Barnes campaign spokesperson Maddy McDaniel said the existing and expected elevation of attacks amounted to “lying” by “Johnson and his allies in D.C.,” and was designed to “distract from Johnson’s record.”
Then there’s Ohio, where the Senate Leadership Fund’s hefty investment in a state that was once seen as a safe Republican hold has raised eyebrows. Vance also plans to go back on the air this week, a campaign adviser said. Allies of Vance — a venture capitalist and author who, like Walker, Oz and Masters, is a first-time candidate — have argued that Ryan spent too much for too little over the summer. A poll late last month from the Trafalgar Group found Vance with a narrow lead that the expected onslaught of ads could fortify.
“They’re going to need a lot more than $30 million, I will tell you that,” Ryan countered in an interview after meeting with farmers last week in Ashland. “We’re matching them point to point on TV, and they still have a really bad candidate.”
Some Republicans say Democrats are underestimating the issues that Republicans believe will motivate voters in the fall: inflation, gas prices, crime, parental involvement in schools, as well as Biden’s decision to grant forgiveness for a limited amount of student loan debt, which some Democrats in battleground states rejected.
“We still have record inflation, high grocery prices, gas prices are still very high,” said Mark Graul, a Republican strategist, who said that Biden’s approval rating still lags. “The issues and the environment are definitely pointing to Republican success in November.”

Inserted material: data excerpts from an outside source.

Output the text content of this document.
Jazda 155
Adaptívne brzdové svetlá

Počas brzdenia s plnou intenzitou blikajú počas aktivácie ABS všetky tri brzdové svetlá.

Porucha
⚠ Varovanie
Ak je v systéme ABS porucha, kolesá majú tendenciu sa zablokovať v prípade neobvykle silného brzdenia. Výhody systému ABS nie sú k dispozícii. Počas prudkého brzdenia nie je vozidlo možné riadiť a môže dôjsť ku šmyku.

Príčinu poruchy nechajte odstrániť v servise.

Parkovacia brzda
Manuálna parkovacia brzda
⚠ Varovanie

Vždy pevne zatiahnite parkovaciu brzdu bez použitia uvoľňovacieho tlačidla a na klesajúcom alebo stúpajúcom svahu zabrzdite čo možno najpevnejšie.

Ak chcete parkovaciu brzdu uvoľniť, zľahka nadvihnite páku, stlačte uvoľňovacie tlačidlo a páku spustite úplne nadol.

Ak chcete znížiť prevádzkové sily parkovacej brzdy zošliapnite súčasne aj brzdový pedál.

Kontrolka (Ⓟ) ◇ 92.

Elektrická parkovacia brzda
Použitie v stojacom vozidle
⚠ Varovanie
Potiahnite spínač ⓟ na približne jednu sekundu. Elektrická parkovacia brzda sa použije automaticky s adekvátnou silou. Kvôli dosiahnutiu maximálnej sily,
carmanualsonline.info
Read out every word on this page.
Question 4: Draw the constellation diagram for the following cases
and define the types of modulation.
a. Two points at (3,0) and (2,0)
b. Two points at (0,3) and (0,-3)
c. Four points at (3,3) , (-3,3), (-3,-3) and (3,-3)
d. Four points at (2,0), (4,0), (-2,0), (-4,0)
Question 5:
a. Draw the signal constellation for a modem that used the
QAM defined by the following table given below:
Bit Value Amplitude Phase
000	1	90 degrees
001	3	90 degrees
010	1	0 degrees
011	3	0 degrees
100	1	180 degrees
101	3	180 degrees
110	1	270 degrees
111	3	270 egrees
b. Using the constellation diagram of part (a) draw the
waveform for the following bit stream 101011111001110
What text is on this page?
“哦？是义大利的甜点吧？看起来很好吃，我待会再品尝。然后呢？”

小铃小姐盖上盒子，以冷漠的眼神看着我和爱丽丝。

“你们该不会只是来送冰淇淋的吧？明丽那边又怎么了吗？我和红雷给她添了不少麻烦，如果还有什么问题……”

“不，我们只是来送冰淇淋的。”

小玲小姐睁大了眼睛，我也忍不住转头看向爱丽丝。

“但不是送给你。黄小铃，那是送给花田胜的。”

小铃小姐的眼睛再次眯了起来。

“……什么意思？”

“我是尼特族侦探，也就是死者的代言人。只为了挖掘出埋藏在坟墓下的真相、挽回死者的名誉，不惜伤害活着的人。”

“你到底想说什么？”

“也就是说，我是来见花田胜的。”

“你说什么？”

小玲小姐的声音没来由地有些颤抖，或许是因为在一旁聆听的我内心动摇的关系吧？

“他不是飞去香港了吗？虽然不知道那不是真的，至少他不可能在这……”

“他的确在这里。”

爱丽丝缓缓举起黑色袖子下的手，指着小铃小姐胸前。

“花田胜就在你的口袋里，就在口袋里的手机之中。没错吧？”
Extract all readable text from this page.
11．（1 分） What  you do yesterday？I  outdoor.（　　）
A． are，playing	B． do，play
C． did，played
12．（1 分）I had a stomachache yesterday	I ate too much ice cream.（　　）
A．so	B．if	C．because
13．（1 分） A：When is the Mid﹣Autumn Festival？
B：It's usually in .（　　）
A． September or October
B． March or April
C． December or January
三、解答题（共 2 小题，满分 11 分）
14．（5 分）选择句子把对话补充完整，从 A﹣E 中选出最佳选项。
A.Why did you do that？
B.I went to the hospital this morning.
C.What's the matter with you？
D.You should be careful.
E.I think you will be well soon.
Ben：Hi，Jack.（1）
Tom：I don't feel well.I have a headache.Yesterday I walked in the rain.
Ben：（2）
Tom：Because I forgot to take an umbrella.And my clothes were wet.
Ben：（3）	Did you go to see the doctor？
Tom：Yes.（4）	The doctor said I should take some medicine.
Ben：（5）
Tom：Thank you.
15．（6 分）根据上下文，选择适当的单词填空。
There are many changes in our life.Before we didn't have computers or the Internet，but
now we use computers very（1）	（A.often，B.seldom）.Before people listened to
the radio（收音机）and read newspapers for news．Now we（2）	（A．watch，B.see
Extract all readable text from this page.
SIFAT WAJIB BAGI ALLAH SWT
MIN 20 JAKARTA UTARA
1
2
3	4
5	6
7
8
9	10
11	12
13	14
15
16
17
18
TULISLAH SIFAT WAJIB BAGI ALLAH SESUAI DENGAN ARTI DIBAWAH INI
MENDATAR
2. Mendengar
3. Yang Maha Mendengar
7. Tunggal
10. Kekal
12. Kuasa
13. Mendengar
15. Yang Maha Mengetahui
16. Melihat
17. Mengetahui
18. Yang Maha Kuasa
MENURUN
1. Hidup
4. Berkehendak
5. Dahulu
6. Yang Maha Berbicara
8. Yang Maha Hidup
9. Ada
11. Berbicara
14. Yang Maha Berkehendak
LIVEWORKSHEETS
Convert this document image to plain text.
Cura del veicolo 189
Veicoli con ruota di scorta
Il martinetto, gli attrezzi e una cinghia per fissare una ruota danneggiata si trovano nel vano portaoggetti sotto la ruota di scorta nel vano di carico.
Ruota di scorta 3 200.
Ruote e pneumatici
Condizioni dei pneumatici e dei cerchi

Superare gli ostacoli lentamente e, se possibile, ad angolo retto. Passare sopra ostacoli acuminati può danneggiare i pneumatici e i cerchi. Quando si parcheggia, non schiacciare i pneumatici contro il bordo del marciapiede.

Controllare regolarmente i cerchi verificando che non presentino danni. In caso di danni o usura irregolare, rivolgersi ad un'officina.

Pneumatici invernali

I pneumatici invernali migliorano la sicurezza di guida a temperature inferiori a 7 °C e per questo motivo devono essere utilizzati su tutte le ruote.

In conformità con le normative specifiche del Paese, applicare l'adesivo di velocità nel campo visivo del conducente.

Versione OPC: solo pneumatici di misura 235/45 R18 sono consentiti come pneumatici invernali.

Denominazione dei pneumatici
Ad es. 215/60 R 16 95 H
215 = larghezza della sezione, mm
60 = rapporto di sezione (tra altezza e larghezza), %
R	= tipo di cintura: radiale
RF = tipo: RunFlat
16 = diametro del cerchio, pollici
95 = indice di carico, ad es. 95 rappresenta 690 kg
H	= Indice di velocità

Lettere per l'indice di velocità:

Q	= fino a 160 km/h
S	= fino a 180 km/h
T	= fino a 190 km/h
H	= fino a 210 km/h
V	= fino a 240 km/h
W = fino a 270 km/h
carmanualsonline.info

Still, Democrats appear to have an advantage on the airwaves: As of Friday, they’ve committed to $100 million more in ad spending than Republicans on all races from Labor Day until the election. Democrats have booked nearly $650 million in TV and digital ads, and Republicans have more than $535 million reserved, according to AdImpact, an advertising tracking firm.
Democrats expect the races to tighten, due to a mix of GOP spending and political gravity — but they remain optimistic they can hold the Senate.
“There’s no amount of spending that can erase the fundamental weakness of the Republicans’ roster of Senate candidates,” said David Bergstein, a spokesperson for Democrats’ Senate campaign arm. “We know that each of our battleground races is going to be very, very close. And we’re continuing to take nothing for granted.”
Trump in particular remains of high concern to many Republicans working on Senate races this fall. The former president’s support for 2020 election deniers in key races, the Jan. 6 hearings and the FBI search that turned up highly classified documents at his Mar-a-Lago resort will position him squarely in the political narrative this fall.
Leading party strategists prefer to make the midterm elections a referendum on Biden and worry that Trump’s re-emergence may be playing into the hands of Democrats’ attempts to frame it as a choice between them and extreme “MAGA” Republicans. After the FBI search, Biden’s approval rating rose to its highest level in a year, according to a Gallup poll, driven mostly by a 9-point jump in one month among independents. Biden himself reinforced that binary Thursday night in a prime time address to the nation.
“Anytime Trump is back in the news, it’s unhelpful,” said a GOP strategist who was granted anonymity to speak freely without fear of the former president’s retribution. “Republicans have to keep the focus on Biden. When Trump resurrects himself in the news, it motivates — at least at some level — the Democratic base.”